O Dia do Reset propõe passar 26 de setembro longe das telas e conectado a outras atividades e eu posso provar que períodos prolongados offline aumentaram minha atenção, sono e percepção

9 de setembro de 2026
  • Dennis Hyde

    Economista, estrategista de Conservação e Uso Público e fundador do Instituto Entreparques. Trabalha unindo finanças e biodiv...

Uma das coisas que mais sinto falta do período em que percorremos o Brasil na expedição pelos parques nacionais é de ficar offline. Desde aquela subida de montanha, que requer atenção plena, quando deixamos o celular só para fotos, até as expedições mais longas, em que você literalmente esquece o que é estar conectado. É na desconexão que a verdadeira conexão acontece: com a natureza, com a comunidade e consigo mesmo. Há quem diga que ficar desconectado hoje é um luxo e um privilégio.

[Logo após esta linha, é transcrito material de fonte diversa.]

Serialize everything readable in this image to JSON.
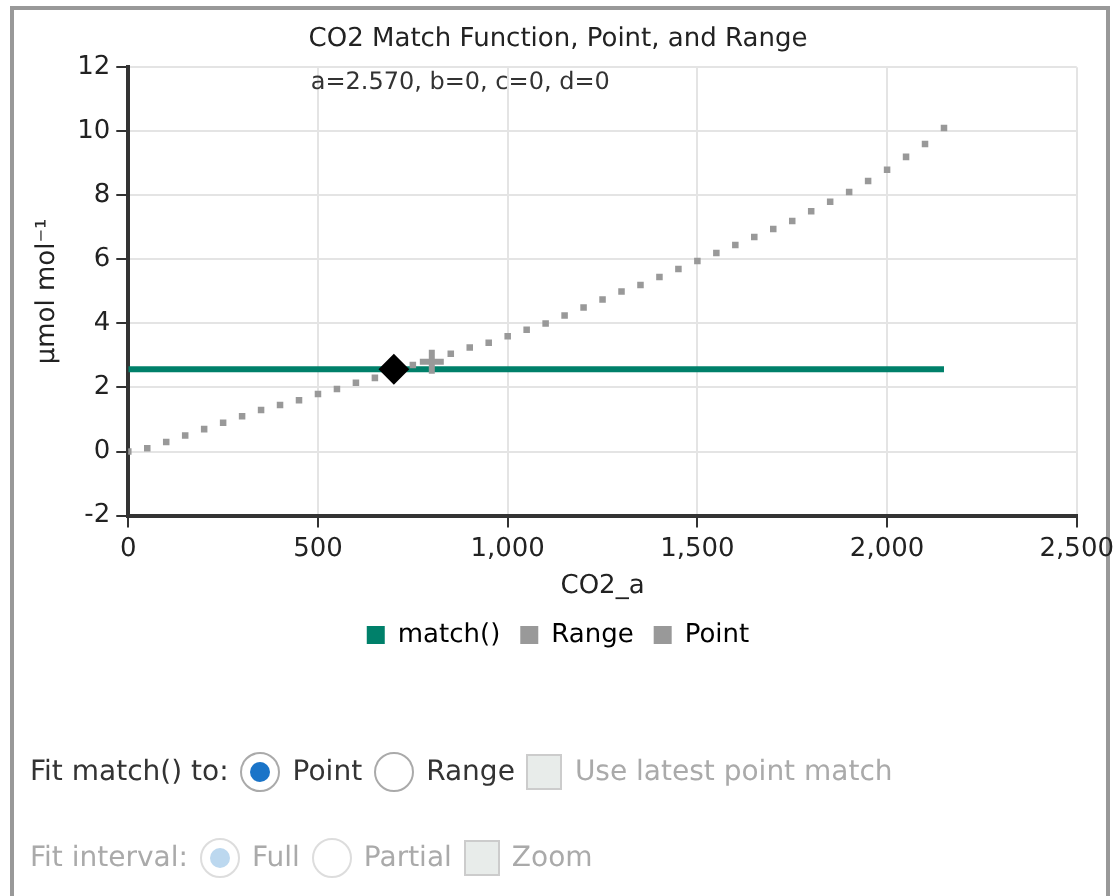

Muitas vezes eu ficava frustrado em chegar num lugar longínquo e achar uma Starlink com a famosa senha “de um a oito”. Reconheço sua importância para as comunidades que vivem distante dos grandes centros, para os estudantes, numa emergência, até para reduzir custos. Mas por que será que nós, pessoas da cidade, chegamos a um lugar lindo e o primeiro que queremos fazer é conectar ao wi-fi? Por que nesses lugares nós optamos por conectar nossos celulares ao invés de deixá-los em modo avião?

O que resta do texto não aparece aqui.